Il regarde vivre et mourir ces adeptes de l’instant présent. Il les invite dans ses poèmes où ils se sentent plutôt bien. Cela n’apaise pas ses tourments mais les frotter ainsi aux aspérités ou aux douceurs des paysages traversés l’amène à apprécier ces moments de répit dont il a besoin (pour tenir) et que sa tête, habituée à tourner à plein régime, ne parvient pas toujours à lui donner.

Dominique Quélen : Poésie des familles, Les Hauts-Fonds, Fiction tombeau - Ma phrase, Éditions  Backland.

samedi 21 avril 2018

Revers

On entre dans le livre avec les oiseaux. Il y en a peut-être mille. Ils n’ont pas de noms. Ce sont simplement des oiseaux. Ils incitent à regarder en l’air. À oublier un instant l’abyssal puits intérieur. À ne pas ouvrir en grand la boîte aux questions. Certains sont vrais. D’autres font semblant de l’être. Ce sont d’étranges objets volants. On les distingue à peine. On dirait des brindilles qui voltigent. Des corps promis au dépiautage, consonnes et voyelles comprises. Pour y trouver des bouts d’os. Du cartilage fin. Des ailes avec rabats. Des prunelles colorées. Des boules de plumes avec bec et gésier minuscules.

« Tous nos os ont les mêmes noms. Oiseaux à têtes tièdes et ainsi sont-ils nus et alignés. Sur le devant de l’eau nous les voyons et avons obtenu du temps que le sang suinte. Un sort est scellé encore ? Un peu de glaire va de leur pus à ces plaies visibles là ? On dirait. »

La plupart d’entre eux sont happés par le vide. Ou bien zigouillés par une main invisible. En tout cas, le ciel les aspire. Bientôt, il n’en reste qu’un. Il est suivi à la trace par un qui se nomme « il », ou « je » ou « on ». Celui-là (qui semble souvent se dédoubler) porte en lui des tas de questions insolubles. Il les pose. Les dissémine au fil du texte. Et le fera plus encore quand l’ultime oiseau disparaîtra.

« On cache qu’on est ici. C’est privé. Ce sera de la poésie à l’étroit. À l’usage de l’œil et de la main. De ceci la fin qu’on a vue. »

Comme toujours, aujourd’hui avec Revers et l’an passé avec Avers (les deux livres se répondent et les trois séquences qui composent l’un et l’autre possèdent les mêmes titres) la mécanique Quélen, unique en son genre, tourne à plein régime.
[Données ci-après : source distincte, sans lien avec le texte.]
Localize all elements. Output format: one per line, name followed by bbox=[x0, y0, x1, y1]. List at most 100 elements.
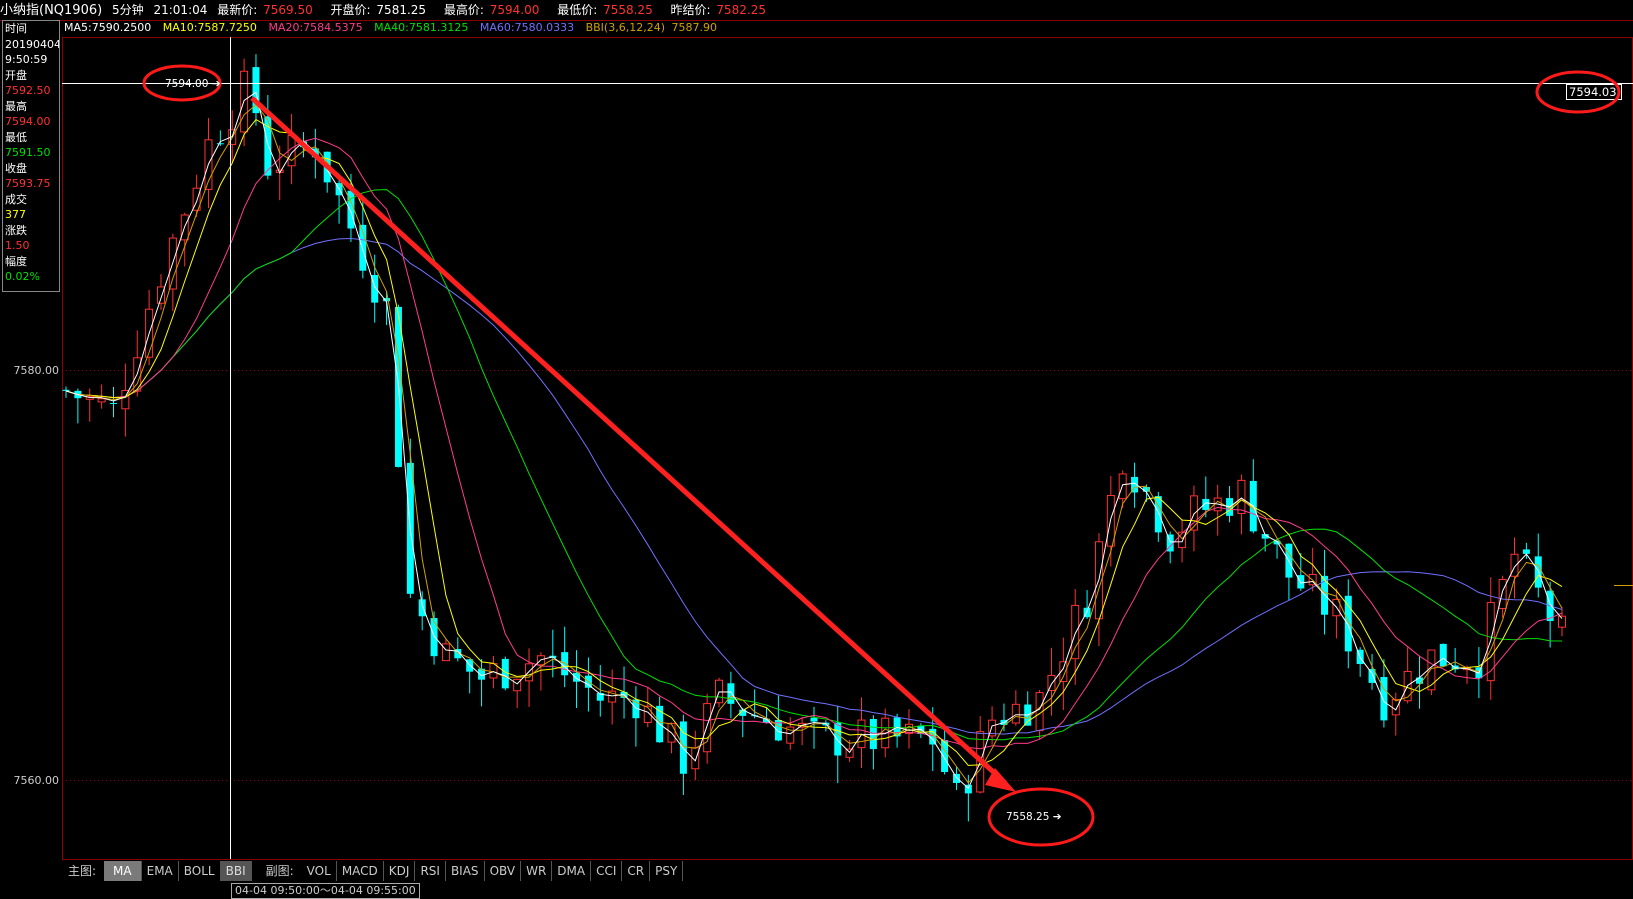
ma60-legend: MA60:7580.0333 bbox=[479, 21, 575, 34]
period: 5分钟 bbox=[112, 3, 144, 17]
ma10-legend: MA10:7587.7250 bbox=[162, 21, 257, 34]
info-low-label: 最低 bbox=[5, 130, 27, 144]
trend-arrow-line bbox=[250, 96, 1002, 780]
candle-body bbox=[1071, 604, 1080, 660]
plot-frame bbox=[62, 37, 1633, 860]
candle-body bbox=[1118, 473, 1127, 500]
candle-body bbox=[216, 143, 224, 145]
y-axis-label-7560: 7560.00 bbox=[14, 774, 60, 787]
tab-kdj[interactable]: KDJ bbox=[384, 860, 416, 881]
bbi-legend: BBI(3,6,12,24) bbox=[585, 21, 665, 34]
tab-wr[interactable]: WR bbox=[521, 860, 553, 881]
ma40-line bbox=[65, 189, 1563, 741]
info-low: 7591.50 bbox=[5, 146, 51, 159]
candle-body bbox=[1297, 575, 1305, 589]
info-close-label: 收盘 bbox=[5, 161, 27, 175]
latest-label: 最新价: bbox=[217, 3, 258, 17]
candle-body bbox=[834, 722, 842, 756]
time-range-readout: 04-04 09:50:00～04-04 09:55:00 bbox=[231, 883, 420, 899]
info-amplitude-label: 幅度 bbox=[5, 254, 27, 268]
candle-body bbox=[703, 703, 712, 753]
tab-macd[interactable]: MACD bbox=[337, 860, 384, 881]
tab-cci[interactable]: CCI bbox=[591, 860, 623, 881]
candle-body bbox=[561, 652, 569, 676]
candle-body bbox=[1427, 649, 1436, 691]
tab-rsi[interactable]: RSI bbox=[415, 860, 446, 881]
info-date: 20190404 bbox=[5, 37, 59, 51]
info-open: 7592.50 bbox=[5, 84, 51, 97]
y-axis-label-7580: 7580.00 bbox=[14, 364, 60, 377]
ma60-line bbox=[65, 237, 1563, 735]
candle-body bbox=[1344, 595, 1352, 652]
tab-ma[interactable]: MA bbox=[104, 860, 142, 881]
high-label: 最高价: bbox=[443, 3, 484, 17]
candle-body bbox=[1522, 549, 1530, 554]
sub-chart-label: 副图: bbox=[265, 864, 294, 878]
candle-body bbox=[109, 402, 117, 404]
high-value: 7594.00 bbox=[489, 3, 540, 17]
info-open-label: 开盘 bbox=[5, 68, 27, 82]
indicator-tab-bar: 主图: MA EMA BOLL BBI 副图: VOL MACD KDJ RSI… bbox=[62, 860, 1633, 881]
open-value: 7581.25 bbox=[376, 3, 427, 17]
candlestick-chart[interactable]: 7594.00 ➔ 7558.25 ➔ 7594.03 7580.00 7560… bbox=[0, 0, 1633, 899]
candle-body bbox=[1011, 703, 1020, 724]
high-marker-label: 7594.00 ➔ bbox=[165, 78, 221, 90]
candle-body bbox=[1178, 531, 1187, 549]
candle-body bbox=[1237, 479, 1246, 514]
info-high: 7594.00 bbox=[5, 115, 51, 128]
tab-psy[interactable]: PSY bbox=[650, 860, 684, 881]
candle-body bbox=[430, 618, 438, 657]
candle-body bbox=[62, 389, 70, 391]
tab-dma[interactable]: DMA bbox=[552, 860, 592, 881]
prev-settle-value: 7582.25 bbox=[716, 3, 767, 17]
main-chart-label: 主图: bbox=[68, 864, 97, 878]
candle-body bbox=[1391, 698, 1400, 716]
info-amplitude: 0.02% bbox=[5, 270, 40, 283]
tab-cr[interactable]: CR bbox=[622, 860, 651, 881]
info-time: 9:50:59 bbox=[5, 53, 48, 66]
tab-ema[interactable]: EMA bbox=[142, 860, 179, 881]
tab-vol[interactable]: VOL bbox=[302, 860, 337, 881]
candle-body bbox=[97, 398, 106, 403]
tab-bbi[interactable]: BBI bbox=[220, 860, 252, 881]
candle-body bbox=[1202, 498, 1210, 510]
latest-value: 7569.50 bbox=[263, 3, 313, 17]
quote-header: 小纳指(NQ1906) 5分钟 21:01:04 最新价: 7569.50 开盘… bbox=[0, 0, 1633, 20]
ma5-line bbox=[65, 91, 1563, 790]
bbi-line bbox=[65, 103, 1563, 784]
tab-bias[interactable]: BIAS bbox=[446, 860, 485, 881]
low-value: 7558.25 bbox=[603, 3, 653, 17]
ma5-legend: MA5:7590.2500 bbox=[64, 21, 152, 34]
bar-info-panel: 时间 20190404 9:50:59 开盘 7592.50 最高 7594.0… bbox=[2, 20, 60, 292]
ma20-line bbox=[65, 137, 1563, 750]
tab-boll[interactable]: BOLL bbox=[179, 860, 221, 881]
bbi-value: 7587.90 bbox=[671, 21, 718, 34]
candle-body bbox=[810, 717, 818, 722]
ma20-legend: MA20:7584.5375 bbox=[268, 21, 363, 34]
quote-time: 21:01:04 bbox=[153, 3, 208, 17]
candle-body bbox=[441, 643, 450, 662]
crosshair-price-label: 7594.03 bbox=[1569, 85, 1617, 99]
moving-average-lines bbox=[65, 91, 1563, 790]
candle-body bbox=[727, 683, 735, 704]
candle-body bbox=[952, 773, 960, 783]
instrument-title: 小纳指(NQ1906) bbox=[0, 3, 103, 18]
info-volume-label: 成交 bbox=[5, 192, 27, 206]
candle-body bbox=[525, 663, 534, 682]
ma-legend: MA5:7590.2500 MA10:7587.7250 MA20:7584.5… bbox=[64, 20, 725, 36]
info-volume: 377 bbox=[5, 208, 26, 221]
candle-body bbox=[1439, 643, 1447, 667]
info-change-label: 涨跌 bbox=[5, 223, 27, 237]
candle-body bbox=[1498, 578, 1507, 610]
open-label: 开盘价: bbox=[330, 3, 371, 17]
info-high-label: 最高 bbox=[5, 99, 27, 113]
prev-settle-label: 昨结价: bbox=[670, 3, 711, 17]
low-label: 最低价: bbox=[557, 3, 598, 17]
low-marker-label: 7558.25 ➔ bbox=[1006, 811, 1062, 823]
ma40-legend: MA40:7581.3125 bbox=[374, 21, 469, 34]
info-close: 7593.75 bbox=[5, 177, 51, 190]
ma10-line bbox=[65, 118, 1563, 766]
info-change: 1.50 bbox=[5, 239, 30, 252]
tab-obv[interactable]: OBV bbox=[485, 860, 522, 881]
candles bbox=[62, 54, 1566, 822]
Elle vibre d’une belle intensité. Son tempo saccadé (fait de phrases courtes, d’incises brèves) offre un rythme imparable – et ô combien prenant – à l’ensemble. Chaque bloc de prose a sa propre densité. Il est taillé dans le vif. S’insère dans des dizaines d’autres blocs qui, s’emboîtant, forment le corps vivant du livre.
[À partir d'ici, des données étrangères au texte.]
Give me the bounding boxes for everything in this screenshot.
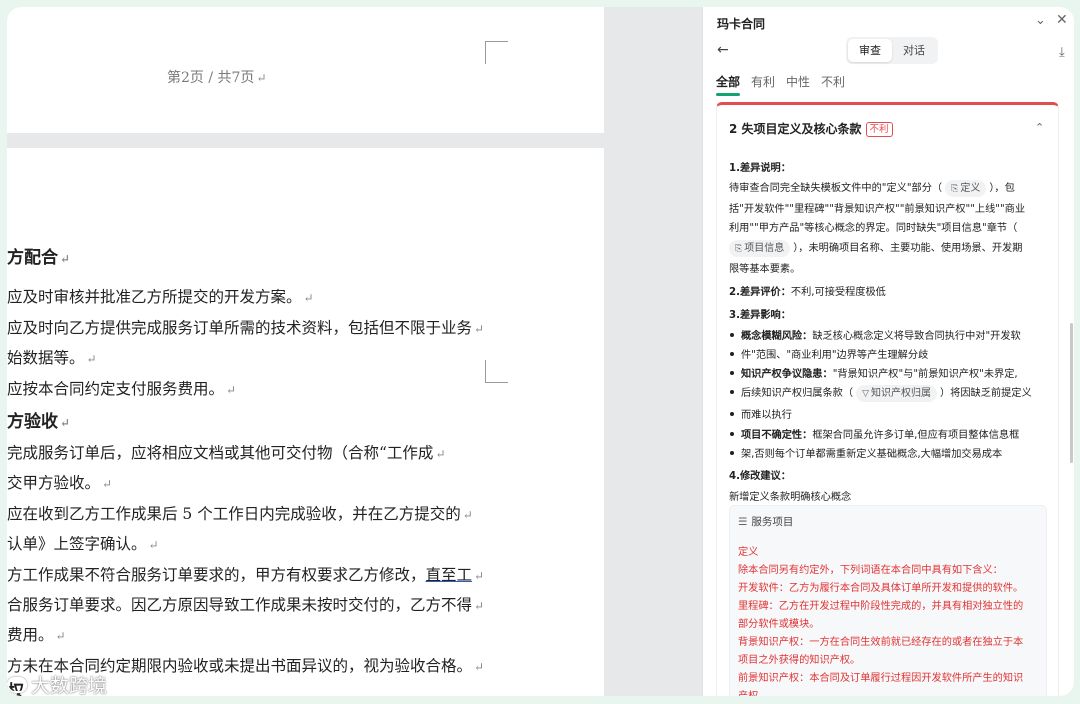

« Un individu est souple. Bon. Le traitement sera du langage. Son langage est une offre semblable ou non et on le retire de là en l’excluant d’un accès au corps. À l’action ou à une. Pourrir la vie est l’idée. Oisive, légère. Et pourquoi pas traduire ici ou à un mètre ! Ce travers pend et se réduit à une voix sans rien. Truc sans voix. Serrure avec la clé de travers. Matière vouée à s’être traduite elle-même çà et là. Mort oisive qui est la vie. Bien. Voilà une élégie. Un os à ronger. L’accès de poésie de l’étui qui retire son contenu. Ou l’âne qui offre en bon langage son oreille. Du bon traitement. Strict. Souple. Un deux en un ! »

L’écriture est de bout en bout nerveuse et tendue. Celui qui laisse sa pensée questionner son monde intérieur scrute les objets, les choses, les à-côtés, les gestes, les riens du quotidien. Sa poésie y trouve refuge et matière. Elle est méticuleuse, physique, nourrie de signaux lumineux, sinuant entre le jeu et l’incertitude, passant constamment d’un état à un autre, de l’inquiétude au burlesque ou de l’angoisse à la clairvoyance.

Dominique Quélen : Revers, Éditions Flammarion

mardi 12 mars 2013

Finir ses restes

Dès le début, le corps – et ces nerfs, ces fibres, ces muscles, ces invisibles réseaux qui le tendent, le tiennent – s’est trouvé très présent, fébrile ou posé, dans les textes de Dominique Quélen. Il se dénouait, se frottait aux autres, à la terre et aux paysages, multipliait les ralentis, se calait sur la mécanique des mouvements précis dans le cycle des Petites formes et s’amplifiait un peu plus, nerveux et effilé, dans Le Temps est un grand maigre.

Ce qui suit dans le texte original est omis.